İnsanlar tarih boyunca hep savaşmıştır. İnsanın şiddet uygulayarak diğer insanlarla çatışması çok fazla sebebe dayanmaz. Az sayıda ve belirli gerekçelerle savaşlar yapılır. Tarihte yaşanmış neredeyse tüm şiddetli çatışmalar insanların en temel gereksinimlerinin karşılanmamasından kaynaklanmıştır. Bugün de bu durum değişmiyor. Rosenberg, ‘insanların karşılanmamış ihtiyaçlarına yoğunlaşarak şiddetin önüne geçebiliriz’ tespitinde bulunur.

Şiddetin kaynağında insanın mevcut olanla yetinmemesi ve daha fazlasına talip olması başat rol oynar. Bu minvalde özellikle modern toplumlarda kanaatkârlık pek itibar görmez. Kapitalist iştah, kanaatkârlığı küçük görür. Muhteris insan, hep daha fazlasını talep eder. Bu dürtü, başkalarının temel ihtiyaçlarının karşılanmasına bir tehdit oluşturur. Daha doğrusu bu ihtiraslı hal, diğer insanlar tarafından tehdit olarak algılanır. Ekseriyetle bu bir algı yanılsamasıdır, yani her daim ortada tehlike içeren bir durumun olması gerekmez. Fakat Maslow’un da ihtiyaçlar hiyerarşisi piramidinin ikinci düzeyinde bulunan güvenlik ihtiyacı burada öncelikli olarak devreye girer. Bu refleks de çatışma tohumlarını besleyerek savaşları sürekli kılar. Günümüzde de insanların güvenlik ihtiyaçlarının sürekli şiddetli çatışmaları meydana getirdiğine şahit oluruz.

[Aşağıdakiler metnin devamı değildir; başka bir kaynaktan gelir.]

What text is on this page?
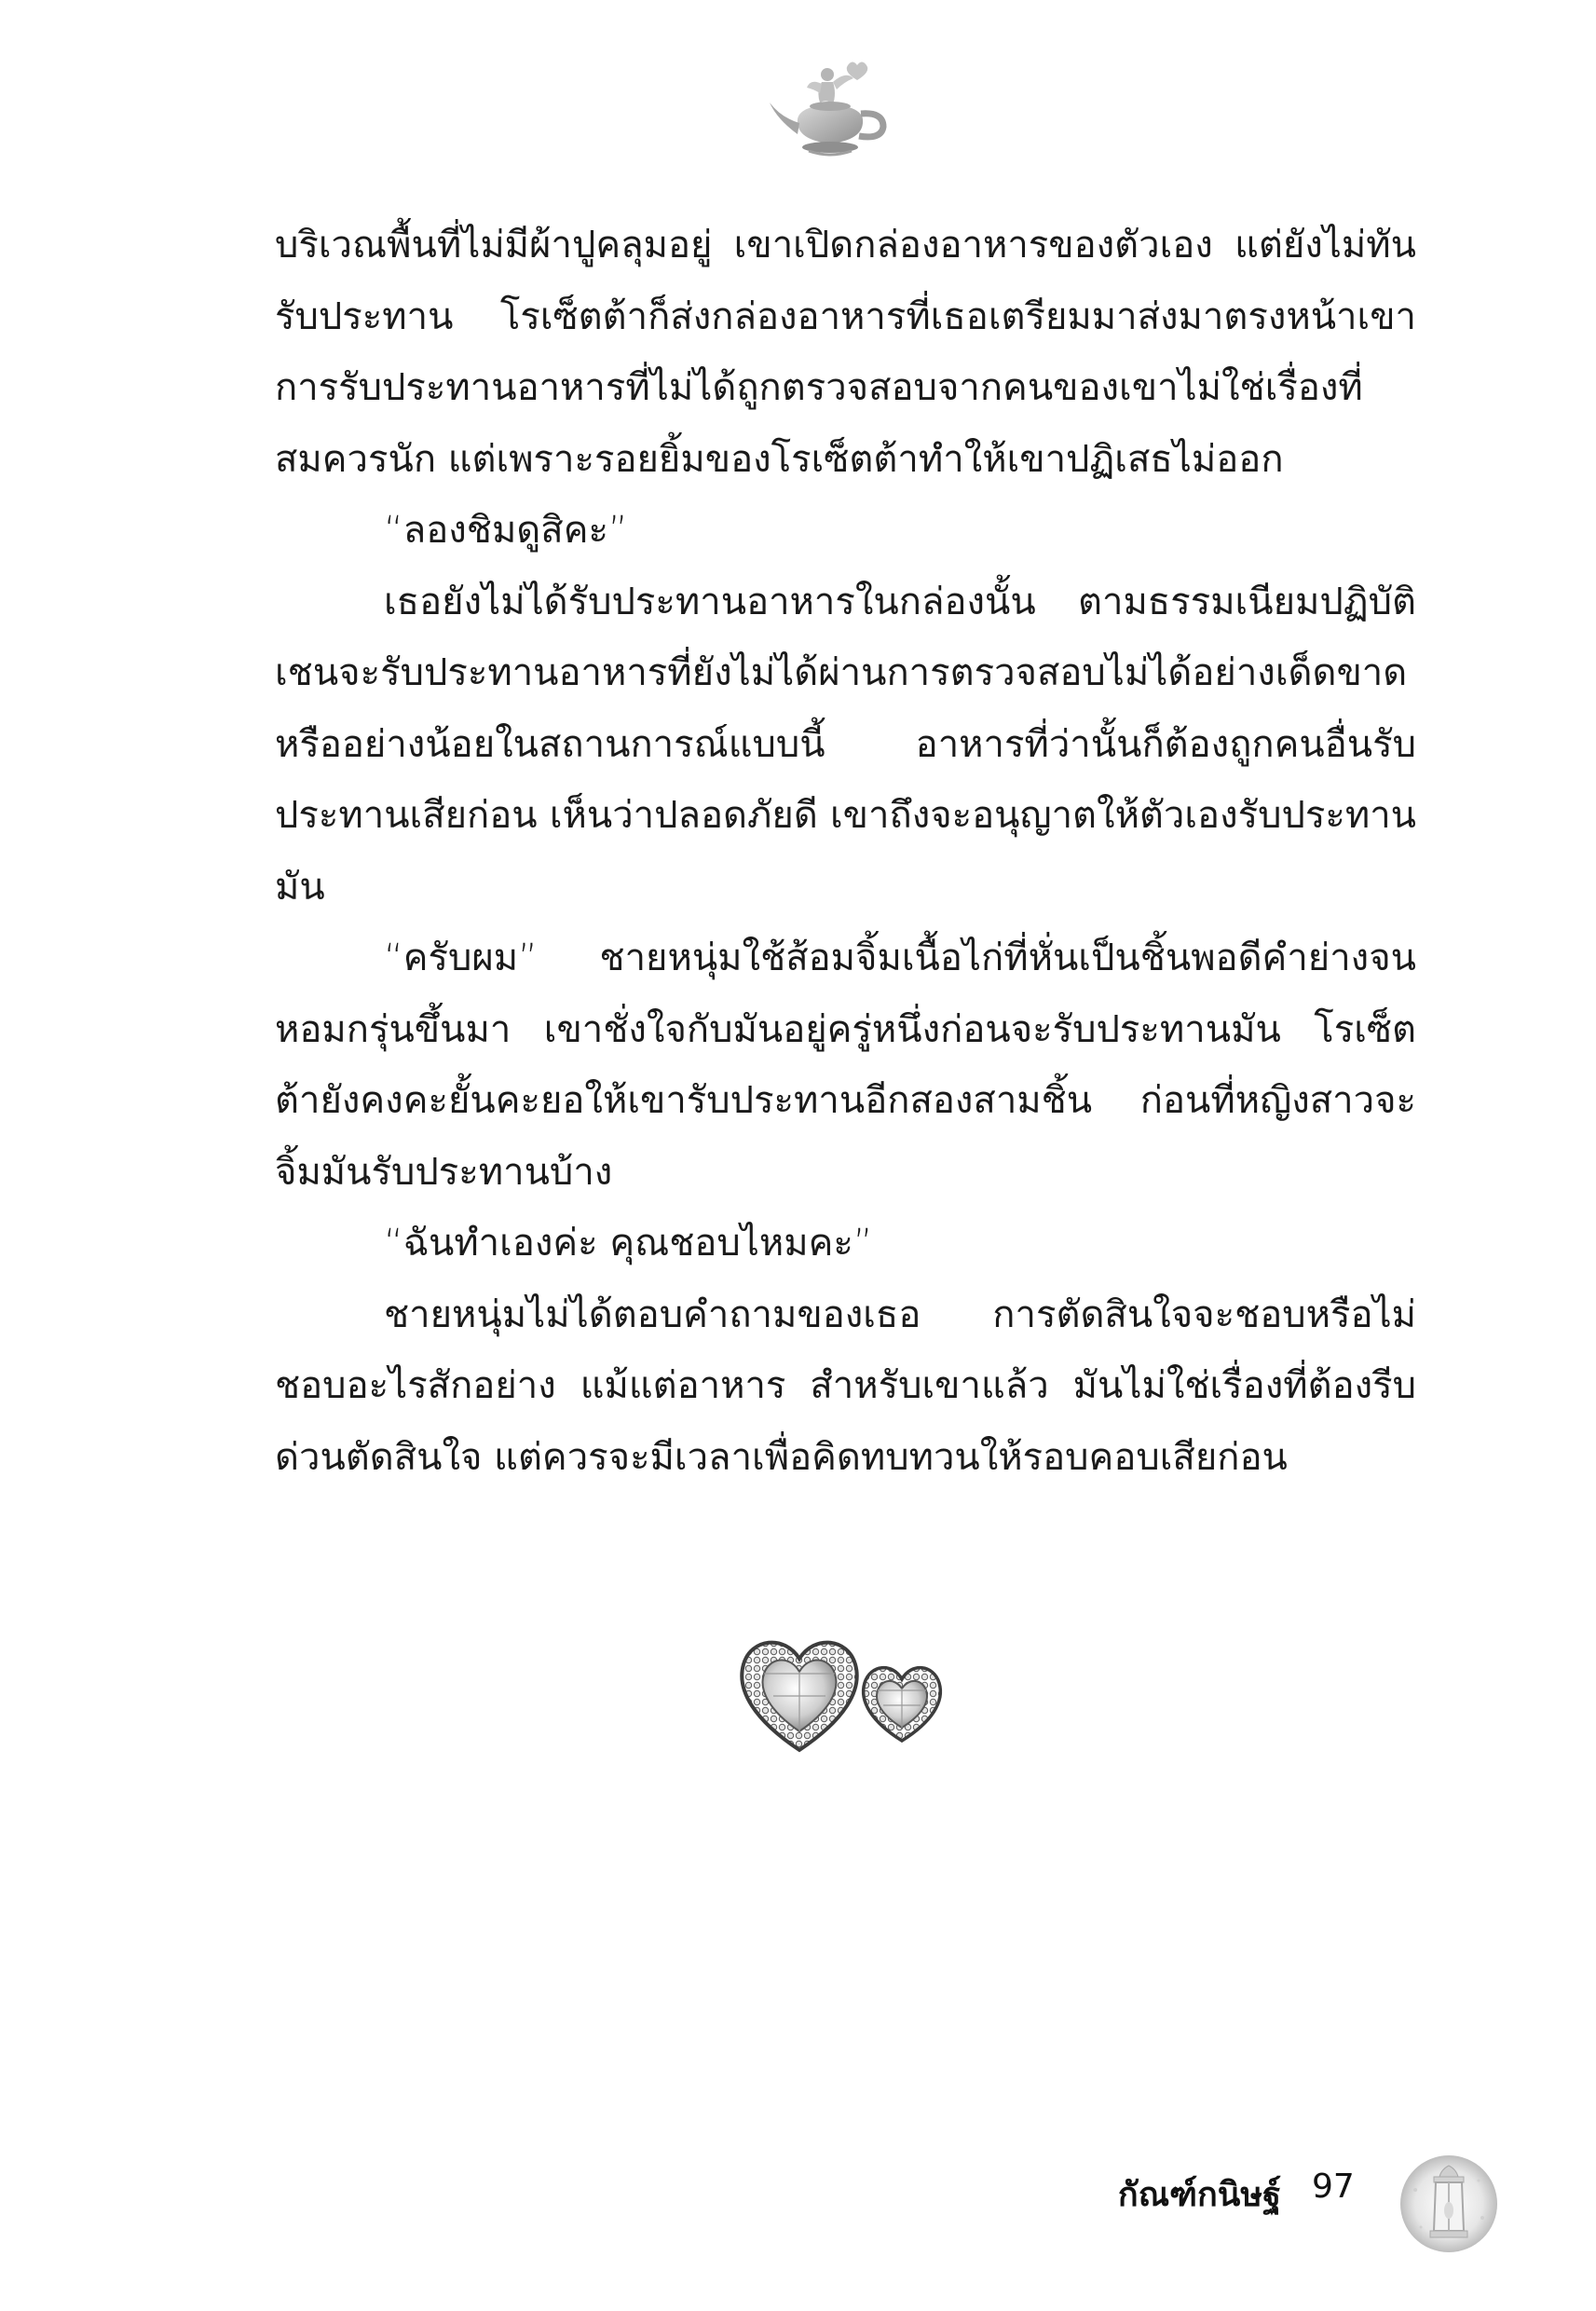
บริเวณพื้นที่ไม่มีผ้าปูคลุมอยู่ เขาเปิดกล่องอาหารของตัวเอง แต่ยังไม่ทันรับประทาน โรเซ็ตต้าก็ส่งกล่องอาหารที่เธอเตรียมมาส่งมาตรงหน้าเขา การรับประทานอาหารที่ไม่ได้ถูกตรวจสอบจากคนของเขาไม่ใช่เรื่องที่สมควรนัก แต่เพราะรอยยิ้มของโรเซ็ตต้าทำให้เขาปฏิเสธไม่ออก

“ลองชิมดูสิคะ”

เธอยังไม่ได้รับประทานอาหารในกล่องนั้น ตามธรรมเนียมปฏิบัติเชนจะรับประทานอาหารที่ยังไม่ได้ผ่านการตรวจสอบไม่ได้อย่างเด็ดขาด หรืออย่างน้อยในสถานการณ์แบบนี้ อาหารที่ว่านั้นก็ต้องถูกคนอื่นรับประทานเสียก่อน เห็นว่าปลอดภัยดี เขาถึงจะอนุญาตให้ตัวเองรับประทานมัน

“ครับผม” ชายหนุ่มใช้ส้อมจิ้มเนื้อไก่ที่หั่นเป็นชิ้นพอดีคำย่างจนหอมกรุ่นขึ้นมา เขาชั่งใจกับมันอยู่ครู่หนึ่งก่อนจะรับประทานมัน โรเซ็ตต้ายังคงคะยั้นคะยอให้เขารับประทานอีกสองสามชิ้น ก่อนที่หญิงสาวจะจิ้มมันรับประทานบ้าง

“ฉันทำเองค่ะ คุณชอบไหมคะ”

ชายหนุ่มไม่ได้ตอบคำถามของเธอ การตัดสินใจจะชอบหรือไม่ชอบอะไรสักอย่าง แม้แต่อาหาร สำหรับเขาแล้ว มันไม่ใช่เรื่องที่ต้องรีบด่วนตัดสินใจ แต่ควรจะมีเวลาเพื่อคิดทบทวนให้รอบคอบเสียก่อน

กัณฑ์กนิษฐ์ 97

Devletler de insanlar gibi aynı sebeplerden tehditleri algılar ve kendince ihtiyaç halinde şiddet uygular. Galtung, devlet içi şiddetli çatışmaların en temel sebepleri içerisine refah içerisinde yaşama, özgürlüğünü elde etme ve kimliğini koruma duygularını koymaktadır. Devletler, diğer devletlerin iddialı gözükmesinden ve tehdit potansiyeli taşımasından endişe ederler. Bugün Çin, ABD için belki gerçek bir tehlike değildir, fakat ekonomik büyüklüğü ve eşitler içerisindeki öne çıkan gücü nedeniyle Amerikalılar nezdinde potansiyel tehdit olarak görülür. Burada önemli olan ise Amerikalıların algısı ve bunu oluşturan unsurların nasıl meydana geldiğidir.

Rousseau, tarımsal küçük ekonomisi olan bir ülkenin daha az savaş ihtimali taşıdığını yazar. Bu doğrultuda bakıldığında bugün Afrika ülkeleri dünya için savaş tehdidi olarak gözükmez. Güç mücadelesinde iddialı olmayan bu ülkeler geçmişte sadece sömürü amacıyla Hegemon güçlerin gündemindeydiler.

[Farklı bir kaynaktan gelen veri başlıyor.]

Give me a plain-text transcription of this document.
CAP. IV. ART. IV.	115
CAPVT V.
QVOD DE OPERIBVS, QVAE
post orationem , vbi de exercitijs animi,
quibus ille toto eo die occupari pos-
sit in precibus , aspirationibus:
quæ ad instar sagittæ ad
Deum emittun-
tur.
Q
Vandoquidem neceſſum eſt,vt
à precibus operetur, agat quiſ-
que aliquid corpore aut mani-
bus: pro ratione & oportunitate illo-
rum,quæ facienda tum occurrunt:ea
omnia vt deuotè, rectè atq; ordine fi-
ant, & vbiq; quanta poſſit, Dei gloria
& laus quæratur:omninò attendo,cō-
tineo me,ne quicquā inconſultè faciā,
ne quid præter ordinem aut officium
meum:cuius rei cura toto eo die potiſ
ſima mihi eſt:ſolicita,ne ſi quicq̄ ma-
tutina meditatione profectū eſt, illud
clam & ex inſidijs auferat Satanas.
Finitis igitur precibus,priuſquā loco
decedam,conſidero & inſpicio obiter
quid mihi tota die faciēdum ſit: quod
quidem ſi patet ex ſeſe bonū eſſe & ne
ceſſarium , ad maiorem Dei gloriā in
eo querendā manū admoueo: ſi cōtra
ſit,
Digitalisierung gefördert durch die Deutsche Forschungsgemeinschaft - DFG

Algının dışında gerçek bir tehdidin varlığı da savaşları tetikler. Örneğin nükleer silaha sahip olan Kuzey Kore, İran, Pakistan gibi ülkeler Hegemon Amerika için hep denklemde yer alır. Tam da bu sebeplerden dünyada sürekli silahlanma yarışları vardır. Mesela uluslararası ortamdaki anarşi hali, bugün Suudi Arabistan’a yaklaşık 1 trilyon dolarlık silah alım bütçesini mecbur kılıyor. Bunun sebebi de Suudilerin bölge ülkelerinden algıladığı tehditle ilgilidir. Geçmişte Osmanlı’nın çöküşünü geciktiren en önemli sebeplerin başında İngiltere’nin Rusya ile güç mücadelesi gelmekteydi. Aynı şekilde Rusların sıcak denizlere inme hedefini tehdit olarak algılayan İngiltere, Osmanlı’ya destek vermek zorunda kalmıştı.